Enfermedad autoinmune - José Ignacio Rasso

Enfermedad autoinmune – José Ignacio Rasso

Publicado en: La Lista

Por: José Ignacio Rasso

A veces pienso que como país buscamos autodestruirnos, como un cuerpo que se niega a sanar.

Las ideas se secan no porque falte agua, sino porque se ha elegido el río equivocado. La piel nos quema como si nuestras decisiones fueran una enfermedad autoinmune. La democracia desvanece como si el poder legislativo se comiera las últimas células sanas que quedan. Como esos cortes finos y desgarradores en las muñecas de un adolescente, como quien se niega a comer, como quienes destruyen el poder judicial y se atreven a reír a carcajadas.

Estamos frente a una mayoría en el Congreso que se mata a si misma en un intento por demostrar el poder absoluto que tiene, por envenenar de resentimiento la lluvia que cae sobre todos, por asfixiar a la salud, la educación y a los refugios con recortes al presupuesto, por destruir los órganos autónomos y la transparencia en un tiempo de poderes ciegos. Estamos frente a un presidente del Senado que busca anestesiar el libre pensamiento y, además, espera aplausos.

Nos hemos acostumbrado a beber mentiras hasta emborracharnos mientras la nación se desangra en las calles entre extorsiones y violencia. Adictos a lo que queremos escuchar nos atragantamos de fantasías de un país que solo existe en los discursos, mientras nos vamos carcomiendo por dentro hasta la muerte.

Lo que pasa es que se ha votado por la droga que mata y no por la medicina que cura.

Es verdad que un país no se puede lanzar a un acantilado ni colgarse de un puente, pero si entregarle todo el poder a quien jale el gatillo. Puede endosar su sentencia a la silla eléctrica mientras festeja la prisión preventiva oficiosa. Puede pisotear los derechos humanos mientras designa a la incompetencia como titular y puede inmolarse en memoria a una divinidad que no existe ni en Palenque.

Así, todos los días somos testigos de cientos de decisiones suicidas desde la Cámara de Diputados, constatamos en tiempo real como se burlan, como nos quitan los sueños de las manos, como siembran el veneno en el centro de la Constitución y como insisten en desgastar las articulaciones que nos mantenían en movimiento.

Porque la autodestrucción no siempre tiene rostro ni forma, a veces se disfraza de un diagnóstico optimista que promete todo de manera sencilla y nos invita a correr cuando nos han amputado las piernas.

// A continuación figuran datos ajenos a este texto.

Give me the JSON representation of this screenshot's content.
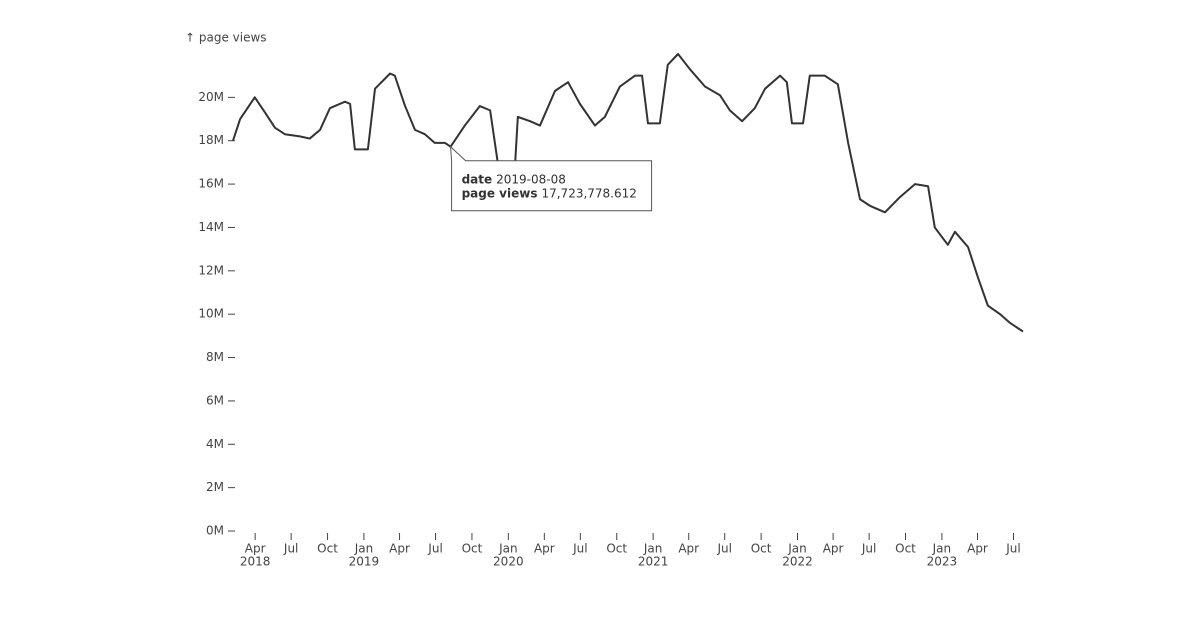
{
  "chart_data": {
    "type": "line",
    "y_label": "↑ page views",
    "color": "#333333",
    "x": [
      "2018-02-04",
      "2018-02-22",
      "2018-03-31",
      "2018-04-26",
      "2018-05-21",
      "2018-06-15",
      "2018-07-23",
      "2018-08-17",
      "2018-09-12",
      "2018-10-07",
      "2018-11-14",
      "2018-11-27",
      "2018-12-09",
      "2019-01-11",
      "2019-01-29",
      "2019-03-08",
      "2019-03-20",
      "2019-04-15",
      "2019-05-10",
      "2019-06-04",
      "2019-06-29",
      "2019-07-25",
      "2019-08-08",
      "2019-09-13",
      "2019-10-21",
      "2019-11-16",
      "2019-12-06",
      "2020-01-18",
      "2020-01-25",
      "2020-02-25",
      "2020-03-21",
      "2020-04-28",
      "2020-05-31",
      "2020-06-30",
      "2020-08-07",
      "2020-09-01",
      "2020-10-09",
      "2020-11-16",
      "2020-12-04",
      "2020-12-19",
      "2021-01-18",
      "2021-02-07",
      "2021-03-05",
      "2021-04-04",
      "2021-05-12",
      "2021-06-19",
      "2021-07-14",
      "2021-08-14",
      "2021-09-15",
      "2021-10-11",
      "2021-11-18",
      "2021-12-05",
      "2021-12-18",
      "2022-01-15",
      "2022-02-01",
      "2022-03-11",
      "2022-04-13",
      "2022-05-09",
      "2022-06-08",
      "2022-07-03",
      "2022-08-10",
      "2022-09-17",
      "2022-10-25",
      "2022-11-27",
      "2022-12-14",
      "2023-01-16",
      "2023-02-03",
      "2023-03-08",
      "2023-04-02",
      "2023-04-27",
      "2023-05-28",
      "2023-06-22",
      "2023-07-25"
    ],
    "values": [
      18000000,
      19000000,
      20000000,
      19300000,
      18600000,
      18300000,
      18200000,
      18100000,
      18500000,
      19500000,
      19800000,
      19700000,
      17600000,
      17600000,
      20400000,
      21100000,
      21000000,
      19600000,
      18500000,
      18300000,
      17900000,
      17900000,
      17723778.612,
      18700000,
      19600000,
      19400000,
      16900000,
      16900000,
      19100000,
      18900000,
      18700000,
      20300000,
      20700000,
      19700000,
      18700000,
      19100000,
      20500000,
      21000000,
      21000000,
      18800000,
      18800000,
      21500000,
      22000000,
      21300000,
      20500000,
      20100000,
      19400000,
      18900000,
      19500000,
      20400000,
      21000000,
      20700000,
      18800000,
      18800000,
      21000000,
      21000000,
      20600000,
      17900000,
      15300000,
      15000000,
      14700000,
      15400000,
      16000000,
      15900000,
      14000000,
      13200000,
      13800000,
      13100000,
      11700000,
      10400000,
      10000000,
      9600000,
      9200000
    ],
    "xlim": [
      "2018-02-04",
      "2023-07-25"
    ],
    "ylim": [
      0,
      22000000
    ],
    "yticks": [
      {
        "value": 0,
        "label": "0M"
      },
      {
        "value": 2000000,
        "label": "2M"
      },
      {
        "value": 4000000,
        "label": "4M"
      },
      {
        "value": 6000000,
        "label": "6M"
      },
      {
        "value": 8000000,
        "label": "8M"
      },
      {
        "value": 10000000,
        "label": "10M"
      },
      {
        "value": 12000000,
        "label": "12M"
      },
      {
        "value": 14000000,
        "label": "14M"
      },
      {
        "value": 16000000,
        "label": "16M"
      },
      {
        "value": 18000000,
        "label": "18M"
      },
      {
        "value": 20000000,
        "label": "20M"
      }
    ],
    "xticks": [
      {
        "value": "2018-04-01",
        "label": "Apr",
        "year": "2018"
      },
      {
        "value": "2018-07-01",
        "label": "Jul"
      },
      {
        "value": "2018-10-01",
        "label": "Oct"
      },
      {
        "value": "2019-01-01",
        "label": "Jan",
        "year": "2019"
      },
      {
        "value": "2019-04-01",
        "label": "Apr"
      },
      {
        "value": "2019-07-01",
        "label": "Jul"
      },
      {
        "value": "2019-10-01",
        "label": "Oct"
      },
      {
        "value": "2020-01-01",
        "label": "Jan",
        "year": "2020"
      },
      {
        "value": "2020-04-01",
        "label": "Apr"
      },
      {
        "value": "2020-07-01",
        "label": "Jul"
      },
      {
        "value": "2020-10-01",
        "label": "Oct"
      },
      {
        "value": "2021-01-01",
        "label": "Jan",
        "year": "2021"
      },
      {
        "value": "2021-04-01",
        "label": "Apr"
      },
      {
        "value": "2021-07-01",
        "label": "Jul"
      },
      {
        "value": "2021-10-01",
        "label": "Oct"
      },
      {
        "value": "2022-01-01",
        "label": "Jan",
        "year": "2022"
      },
      {
        "value": "2022-04-01",
        "label": "Apr"
      },
      {
        "value": "2022-07-01",
        "label": "Jul"
      },
      {
        "value": "2022-10-01",
        "label": "Oct"
      },
      {
        "value": "2023-01-01",
        "label": "Jan",
        "year": "2023"
      },
      {
        "value": "2023-04-01",
        "label": "Apr"
      },
      {
        "value": "2023-07-01",
        "label": "Jul"
      }
    ],
    "tooltip": {
      "date_name": "date",
      "date": "2019-08-08",
      "value_name": "page views",
      "value": 17723778.612,
      "value_label": "17,723,778.612"
    }
  }
}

Un sistema político-inmunológico que, en lugar de defendernos, nos ataca y reconoce nuestra existencia como amenaza. Una enfermedad que se manifiesta en el cuerpo y se propaga bajo la contradicción más amarga que puedo imaginar: Lo que debería sanar, destruye, lo que tendría que erradicar, fortalece.

Así, ebrios de poder, nuestros legisladores han hecho metástasis en cada uno de los congresos locales, haciendo crónicos nuestros padecimientos y sepultando a generaciones futuras que se perderán como polvo en una urna para cenizas.

Sabemos que la destrucción y el sufrimiento se han convertido en la norma estos días, como el cuerpo enfermo que ataca a sus propios órganos, a sus instituciones, sociedad y esqueleto. Vemos como la esperanza desvanece, como el antiviral deja de ser efectivo, como la desesperación se nutre a sí misma y como un montón de críticos y médicos caemos en una espiral de lamentos que nos tiene paralizados.

Y, sin embargo, entre los huesos de esa batalla, algo persiste, como hierba que crece entre las rocas, como un suspiro que se resiste a morir, como una rama de dónde sujetarnos, porque, aunque nuestros gobernantes fallen y la sociedad se desangre en sus propios laberintos, queda siempre el espíritu de lucha y las ganas de vivir.

Y aunque al final la muerte parezca más un alivio que una amenaza, existen voces que buscan regresarnos a la cordura, recordarnos que el suicidio colectivo no es un susurro que debe tolerarse, sino un grito que debe activarnos y formar escudos ciudadanos antes de que la enfermedad lo devore todo.

Cualquier esfuerzo en este sentido vale la pena, porque es momento de reanimar este cuerpo para que nunca deje de latir.